March data revealed a setback for the UK construction sector following five months of marginal business activity growth. However, survey respondents noted that unusually bad weather conditions had been a key factor behind the drop in construction output, with snow-related disruption having a particularly negative impact on civil engineering projects. Business activity expectations and job creation both picked up in March, which provides a clear signal that construction firms anticipate a rebound in activity during the months ahead.
The seasonally adjusted IHS Markit/CIPS UK Construction Purchasing Managers’ Index® (PMI®) fell sharply from 51.4 in February to 47.0 in March, to register below the 50.0 no-change threshold for the first time in six months.
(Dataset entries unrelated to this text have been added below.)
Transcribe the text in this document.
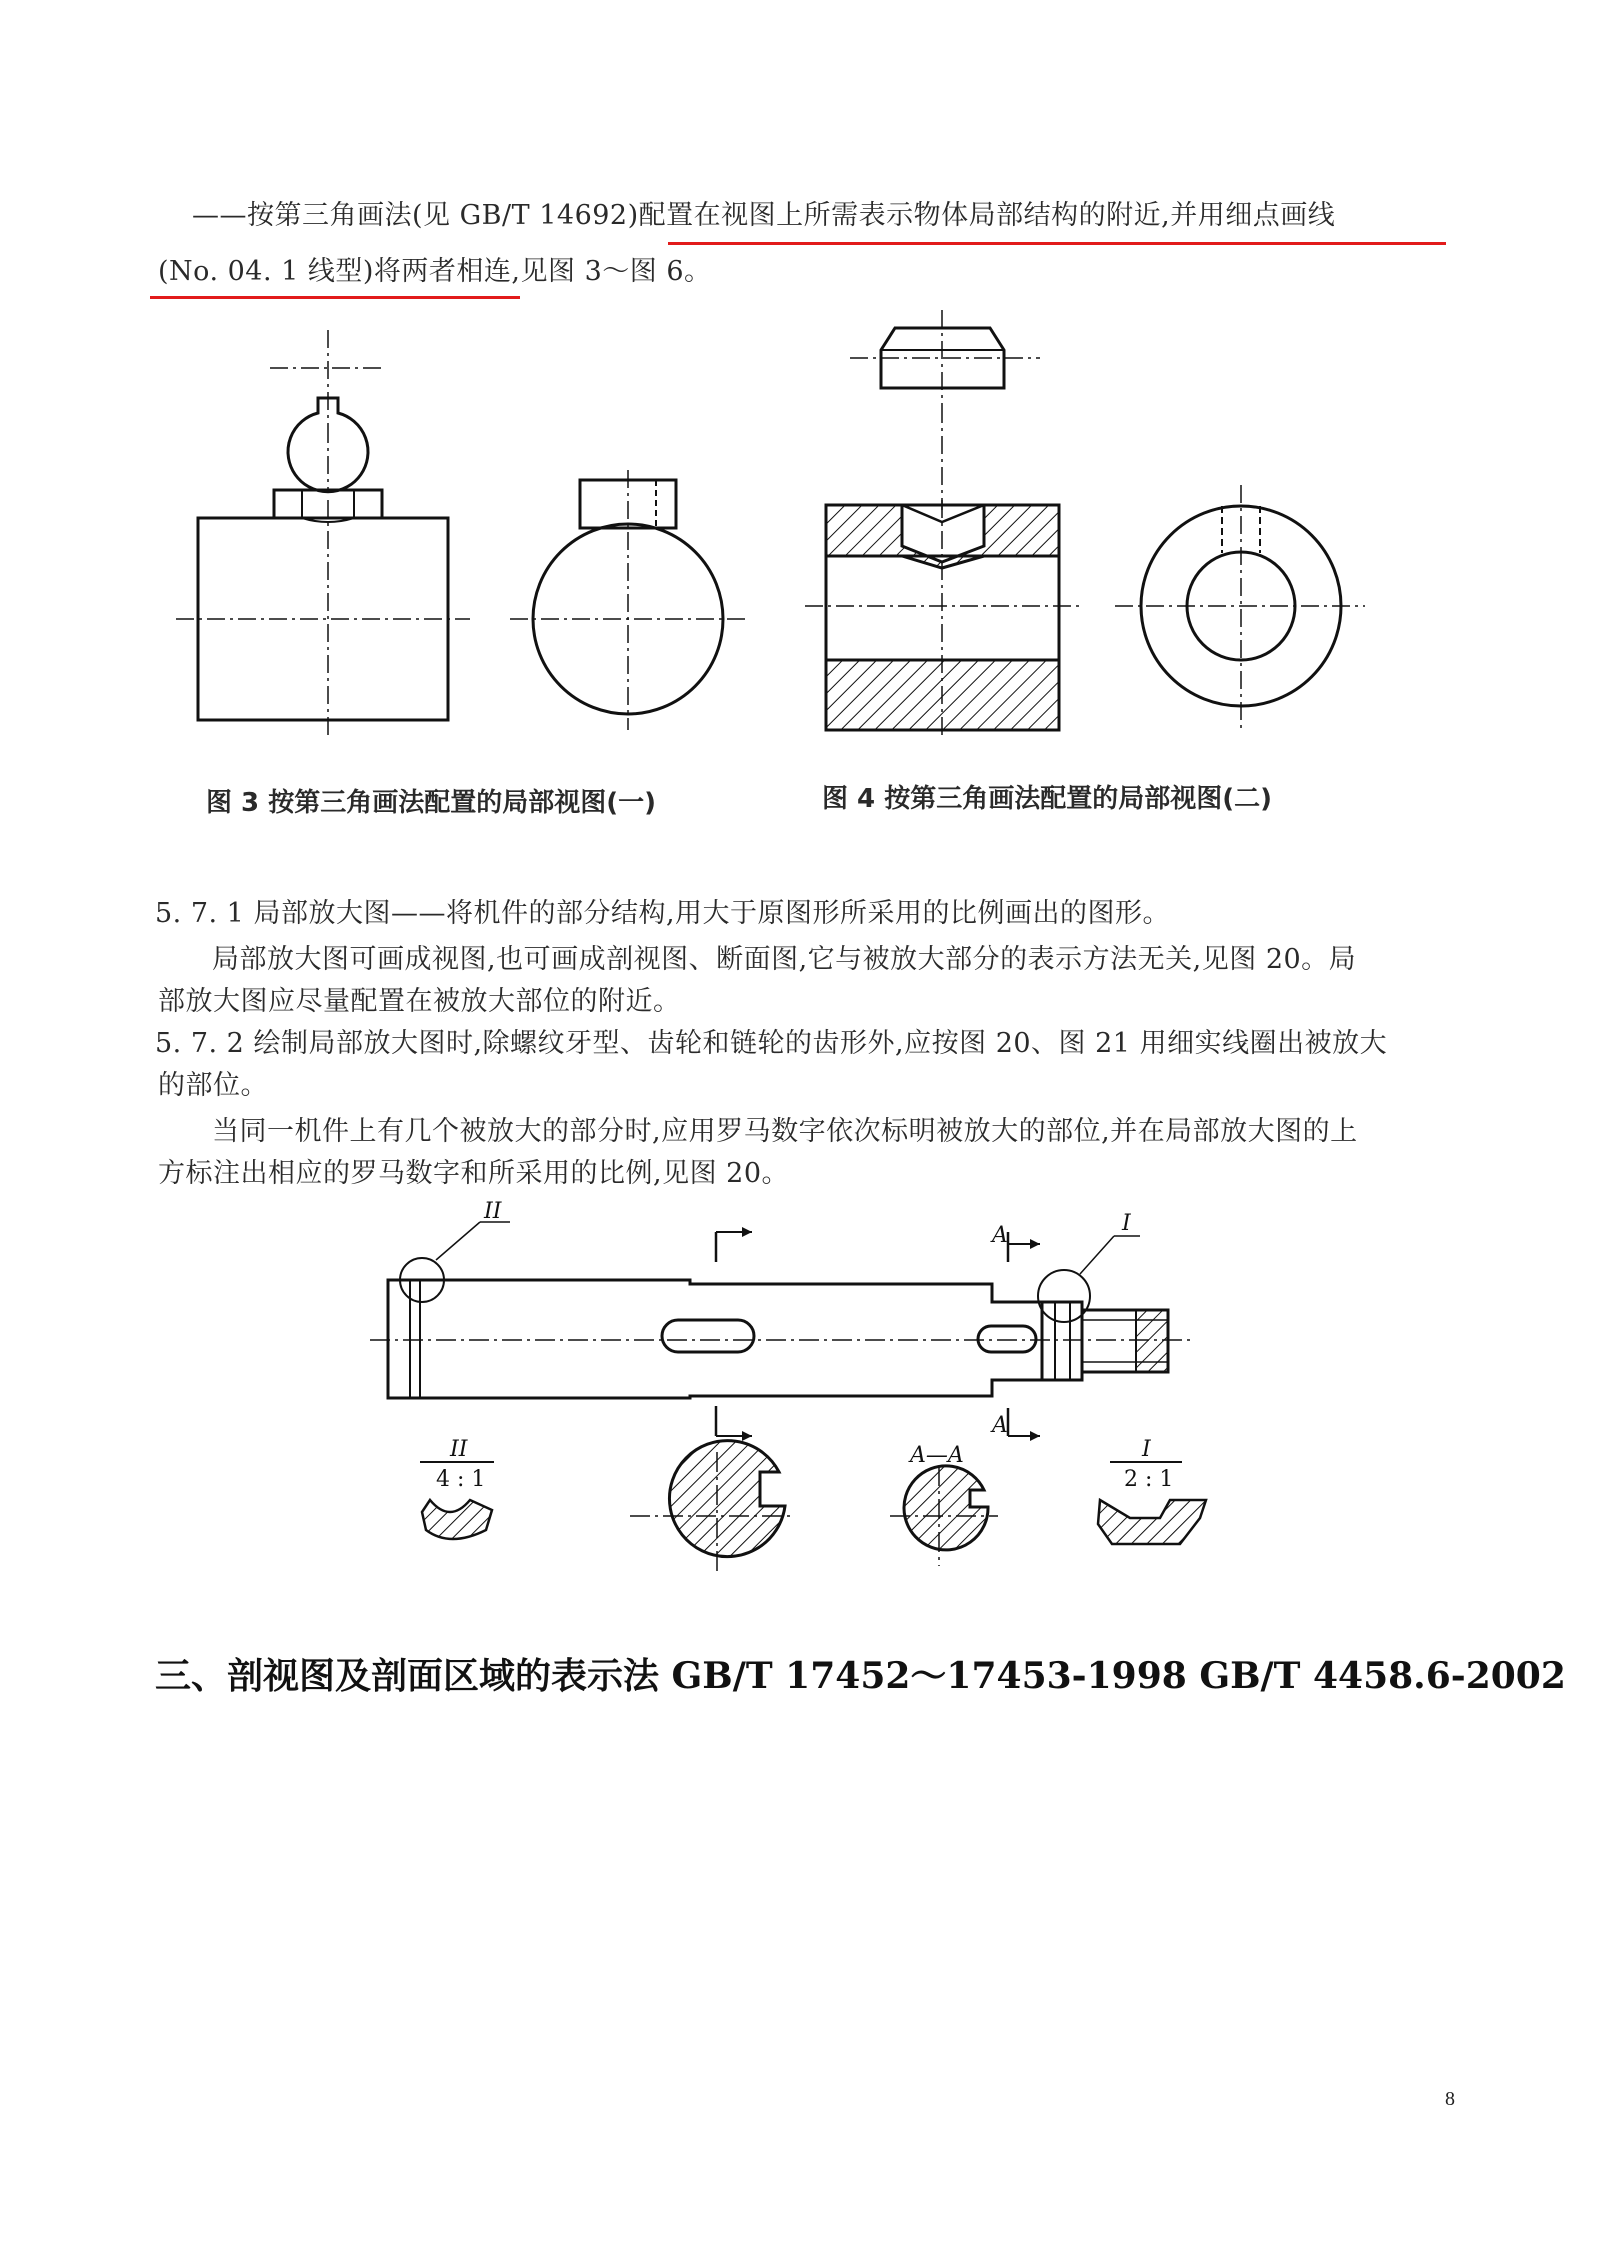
——按第三角画法(见 GB/T 14692)配置在视图上所需表示物体局部结构的附近,并用细点画线
(No. 04. 1 线型)将两者相连,见图 3～图 6。
图 3 按第三角画法配置的局部视图(一)	图 4 按第三角画法配置的局部视图(二)
5. 7. 1 局部放大图——将机件的部分结构,用大于原图形所采用的比例画出的图形。
局部放大图可画成视图,也可画成剖视图、断面图,它与被放大部分的表示方法无关,见图 20。局
部放大图应尽量配置在被放大部位的附近。
5. 7. 2 绘制局部放大图时,除螺纹牙型、齿轮和链轮的齿形外,应按图 20、图 21 用细实线圈出被放大
的部位。
当同一机件上有几个被放大的部分时,应用罗马数字依次标明被放大的部位,并在局部放大图的上
方标注出相应的罗马数字和所采用的比例,见图 20。
II	I
A
A
A—A
II
4 : 1
I
2 : 1
三、剖视图及剖面区域的表示法 GB/T 17452～17453-1998 GB/T 4458.6-2002
8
Moreover, the latest reading signalled the fastest overall decline in construction output since July 2016. Where a drop in work was reported, survey respondents noted that unusually bad weather had disrupted staff availability and activity on site.
The overall reduction in construction output was driven by the sharpest drop in civil engineering work for five years in March. Commercial activity also decreased during the latest survey period, with the rate of decline the most marked since September 2017. Housing bucked the wider trend for construction activity in March, although the latest upturn in residential building was only marginal.
Construction companies indicated a decline in new business volumes during March, which continued the downward trend seen so far in 2018. The latest deterioration in new order books was the sharpest since July 2016. Survey respondents noted that subdued underlying demand and, in some cases, weather-related disruption had weighed on sales in March.
Despite a sustained soft patch for new work, latest data revealed that employment growth accelerated to a three-month high. Additional staff hiring was attributed to forthcoming project starts and long-term business expansion plans. At the same time, sub-contractor availability continued to decline, which contributed to the strongest rise in their average prices charged since September 2017.
Higher raw material costs continued in March, which construction firms linked to increased prices for metals and insulation in particular. Nonetheless, the overall rate of input cost inflation softened to a 20-month low. Some survey respondents cited a moderation in supplier price rises linked to the weak pound.
Meanwhile, construction firms indicated that supplier lead-times lengthened to the greatest degree since last July. This was attributed to a combination of stretched supply chain capacity, alongside transport delays following adverse weather in March.
Tim Moore, Associate Director at IHS Markit and author of the IHS Markit/CIPS Construction PMI® :
“The construction sector continued to experience subdued business conditions during March, but snow-related disruption was a key factor behind the marked decline in activity on site reported by survey respondents.
“Total construction output fell at the fastest pace since July 2016, driven by the sharpest reduction in civil engineering activity for five years and a renewed fall in commercial work. House building increased slightly during March, although the rate of expansion was still softer than at any time in 2017.
“A solid rise in employment numbers and the rebound in business expectations to a nine-month high provide an indication that construction activity will strengthen over the near-term. However, survey respondents noted that underlying demand remains constrained by heightened economic uncertainty and risk aversion among clients.”
Duncan Brock, Group Director at the Chartered Institute of Procurement & Supply, said:
“Snow stopped play in March, as the unseasonal weather restricted overall activity, lengthened delivery times and triggered the fastest drop in new orders since July 2016.
“Civil engineering and commercial activity were the most affected, as housing became the best performer. However, the marginal improvement in residential building was softer than in most of 2017 indicating there may be something more serious ailing the sector, as respondents also cited continuing Brexit-related uncertainty and disappointment over the performance of the UK economy.
“There was some good news as purchasing levels increased slightly, sustained by the respite of pressure from cost increases which were the lowest since June 2016 and where the worst impact of the weak pound on prices may have dissipated. With the strongest job creation this year, firms had a more hopeful outlook for the coming months coupled with the highest level of optimism since June 2017, as they scoured the wider marketplace for opportunities.
“It’s a few years since the UK experienced such bad weather in March and it’s obvious that supply chains were woefully unprepared to deal with the disruption. So though March’s figures could be viewed as a temporary blip, without a strong pipeline of work, and strong risk strategies in place, the sector’s health remains in question as we’re still a long way off seeing it operate the way it has over the last year.”